Die "Washington Post" zeichnet den Weg, wonach Mordaschows Aktien zunächst von seiner Holding-Firma Unifirm gehalten, kurze Zeit später jedoch an die Briefkastenfirma Ondero Limited weitergereicht wurden, die auf den Britischen Jungferninseln registriert ist. Wochenlang war unklar, wer hinter der Firma steckt, bis die "Pandora Papers" enthüllten, dass es sich dabei um Marina Mordaschowa handelt – die Lebensgefährtin von Alexei Mordaschow und Mutter seiner drei Kinder.

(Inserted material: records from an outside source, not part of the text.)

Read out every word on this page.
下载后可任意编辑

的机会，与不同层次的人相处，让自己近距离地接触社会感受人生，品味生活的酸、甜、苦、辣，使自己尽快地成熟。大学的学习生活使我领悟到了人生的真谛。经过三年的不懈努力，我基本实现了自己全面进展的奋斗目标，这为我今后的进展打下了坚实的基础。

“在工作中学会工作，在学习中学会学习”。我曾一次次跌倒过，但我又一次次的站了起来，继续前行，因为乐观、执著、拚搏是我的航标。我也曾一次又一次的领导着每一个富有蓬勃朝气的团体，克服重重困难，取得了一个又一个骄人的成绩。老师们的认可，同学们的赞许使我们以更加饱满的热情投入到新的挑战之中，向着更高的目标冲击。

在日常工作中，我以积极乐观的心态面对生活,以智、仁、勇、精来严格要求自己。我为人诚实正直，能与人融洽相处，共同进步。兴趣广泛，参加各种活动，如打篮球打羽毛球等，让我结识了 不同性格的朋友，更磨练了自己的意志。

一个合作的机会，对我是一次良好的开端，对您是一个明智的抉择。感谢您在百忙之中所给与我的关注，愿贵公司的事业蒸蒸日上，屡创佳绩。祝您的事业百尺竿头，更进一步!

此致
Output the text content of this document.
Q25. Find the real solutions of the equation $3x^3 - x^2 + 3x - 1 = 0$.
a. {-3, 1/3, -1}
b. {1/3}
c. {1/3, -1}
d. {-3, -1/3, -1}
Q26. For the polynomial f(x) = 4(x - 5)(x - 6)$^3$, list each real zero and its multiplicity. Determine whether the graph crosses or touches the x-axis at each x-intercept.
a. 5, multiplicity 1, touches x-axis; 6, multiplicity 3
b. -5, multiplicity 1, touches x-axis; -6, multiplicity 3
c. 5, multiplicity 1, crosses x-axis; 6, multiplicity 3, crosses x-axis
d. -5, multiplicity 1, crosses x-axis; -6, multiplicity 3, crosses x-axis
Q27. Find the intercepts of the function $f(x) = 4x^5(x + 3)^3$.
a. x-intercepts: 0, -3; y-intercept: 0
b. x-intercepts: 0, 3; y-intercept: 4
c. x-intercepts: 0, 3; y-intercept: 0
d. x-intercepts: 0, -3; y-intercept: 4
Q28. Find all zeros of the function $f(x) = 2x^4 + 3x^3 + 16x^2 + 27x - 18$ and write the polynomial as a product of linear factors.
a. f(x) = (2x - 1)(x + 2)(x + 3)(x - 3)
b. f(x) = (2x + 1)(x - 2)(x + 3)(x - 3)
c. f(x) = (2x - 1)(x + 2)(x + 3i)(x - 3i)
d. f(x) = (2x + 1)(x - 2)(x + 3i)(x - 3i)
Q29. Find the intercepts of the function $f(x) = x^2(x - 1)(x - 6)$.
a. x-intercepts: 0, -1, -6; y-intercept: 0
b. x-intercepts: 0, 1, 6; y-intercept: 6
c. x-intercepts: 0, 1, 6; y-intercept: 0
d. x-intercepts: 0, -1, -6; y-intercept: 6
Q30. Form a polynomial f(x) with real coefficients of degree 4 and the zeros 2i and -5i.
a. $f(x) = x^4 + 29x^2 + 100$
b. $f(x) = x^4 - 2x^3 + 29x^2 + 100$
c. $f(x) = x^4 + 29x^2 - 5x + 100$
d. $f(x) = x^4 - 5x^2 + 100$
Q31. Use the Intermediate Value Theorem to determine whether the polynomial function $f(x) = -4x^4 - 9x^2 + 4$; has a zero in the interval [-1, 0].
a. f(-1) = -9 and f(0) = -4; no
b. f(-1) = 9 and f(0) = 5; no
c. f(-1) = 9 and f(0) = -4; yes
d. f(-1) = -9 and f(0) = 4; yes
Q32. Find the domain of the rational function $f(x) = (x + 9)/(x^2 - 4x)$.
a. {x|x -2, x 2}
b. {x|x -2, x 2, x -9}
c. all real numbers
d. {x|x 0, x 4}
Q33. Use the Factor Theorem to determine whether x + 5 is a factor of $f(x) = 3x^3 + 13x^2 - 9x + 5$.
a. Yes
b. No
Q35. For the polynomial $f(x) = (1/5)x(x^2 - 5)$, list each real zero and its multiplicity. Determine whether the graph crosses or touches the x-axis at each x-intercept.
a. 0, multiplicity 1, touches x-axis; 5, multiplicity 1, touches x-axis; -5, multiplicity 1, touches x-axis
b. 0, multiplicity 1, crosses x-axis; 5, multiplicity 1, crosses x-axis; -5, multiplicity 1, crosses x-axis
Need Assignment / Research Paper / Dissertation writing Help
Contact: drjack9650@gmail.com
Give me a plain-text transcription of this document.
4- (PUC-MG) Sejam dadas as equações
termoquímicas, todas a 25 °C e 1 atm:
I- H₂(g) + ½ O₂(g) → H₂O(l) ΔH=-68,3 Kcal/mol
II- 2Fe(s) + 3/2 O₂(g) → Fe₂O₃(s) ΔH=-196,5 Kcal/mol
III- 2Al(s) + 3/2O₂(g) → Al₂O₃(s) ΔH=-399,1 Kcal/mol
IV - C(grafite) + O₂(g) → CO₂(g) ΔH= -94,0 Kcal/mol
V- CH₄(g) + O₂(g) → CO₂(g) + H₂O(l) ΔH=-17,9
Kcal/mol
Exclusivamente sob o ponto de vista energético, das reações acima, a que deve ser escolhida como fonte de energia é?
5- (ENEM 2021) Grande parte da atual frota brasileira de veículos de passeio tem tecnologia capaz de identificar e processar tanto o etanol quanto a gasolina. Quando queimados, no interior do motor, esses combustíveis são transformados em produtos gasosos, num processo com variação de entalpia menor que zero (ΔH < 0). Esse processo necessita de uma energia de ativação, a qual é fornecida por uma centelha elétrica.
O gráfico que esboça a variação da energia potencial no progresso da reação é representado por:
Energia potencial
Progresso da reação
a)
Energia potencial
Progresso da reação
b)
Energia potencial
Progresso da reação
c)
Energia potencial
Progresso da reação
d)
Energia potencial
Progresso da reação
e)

"Die Oligarchen wissen sehr wohl, dass sie durch Sanktionen gefährdet sind, und haben Maßnahmen ergriffen, um sicherzustellen, dass die Identifizierung ihrer Vermögenswerte so schwierig wie möglich ist", sagt Tom Keatinge, Direktor des Centre for Financial Crime and Security Studies in London. "Wenn die Regierungen nicht auch die Stellvertreter und Briefkastenfirmen ins Visier nehmen, die diese Eliten unterstützen, sind die Sanktionen nichts wert."

Ermittlungen wegen Luxusjacht "Amadea"

Doch es gibt auch Erfolge bei der Jagd auf die Millionen russischer Oligarchen: Am Donnerstag hat die Polizei des Inselstaates Fidschi Ermittlungen im Zusammenhang mit der Luxusjacht "Amadea" eingeleitet, die niemand geringerem als Suleiman Kerimow höchstpersönlich gehören soll. Die Regierung von Fidschi sei von ausländischer Stelle um Unterstützung bei der Bearbeitung einer "kriminellen Angelegenheit" gebeten worden, so ein Polizeivertreter. Die Ermittler würden nun möglichen Verstößen gegen Zoll- und Einwanderungsbestimmungen sowie möglichen Drogen-, Waffen- oder Geldwäschedelikten nachgehen.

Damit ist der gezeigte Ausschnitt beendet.